After the new disclosure rule went into place in 2011, the NIH conducted nearly 30 proactive reviews in 2012 and 2013. That number has dropped to 3 reviews per year. Moreover, if these minimal reviews do find issues, the NIH does not conduct any follow-up reviews!
With an enforcement regime that is so weak, it is no wonder the compliance rate is so low.
To their credit, the HHS IG issued another report that found NIH has made progress in overseeing financial conflicts of interest by strengthening their reporting requirements and improving their data collection.
But even that report noted that there are “inconsistencies in the depth of their oversight reviews.” More concerningly, NIH does not have an established procedure for identifying whether a conflict of interest comes from a foreign source. Nor do they plan to create one.
China has been suspected of infiltrating American research universities to steal research and technology – including military advances.

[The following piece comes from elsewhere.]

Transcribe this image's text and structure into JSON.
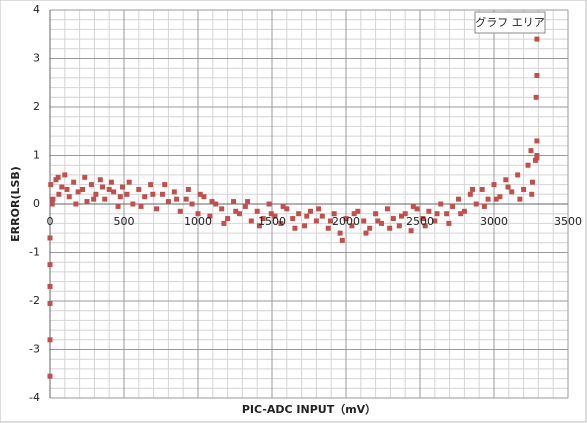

The HHS IG has received 12 referrals related to conflicts in federal grant funding from foreign sources.
Yet, HHS states that they do not plan to differentiate foreign conflicts of interest in their reporting, resting on the fact that they can vet this before grants are awarded.
Senator Grassley has been sounding the alarm bells about corporate influence and foreign espionage in our research universities.
Hopefully, with the help of the IG report and congressional oversight, our taxpayer funded research will help taxpayers free from corporate and foreign influence.
*Institutions without website must furnish a copy within 5 business days of a request.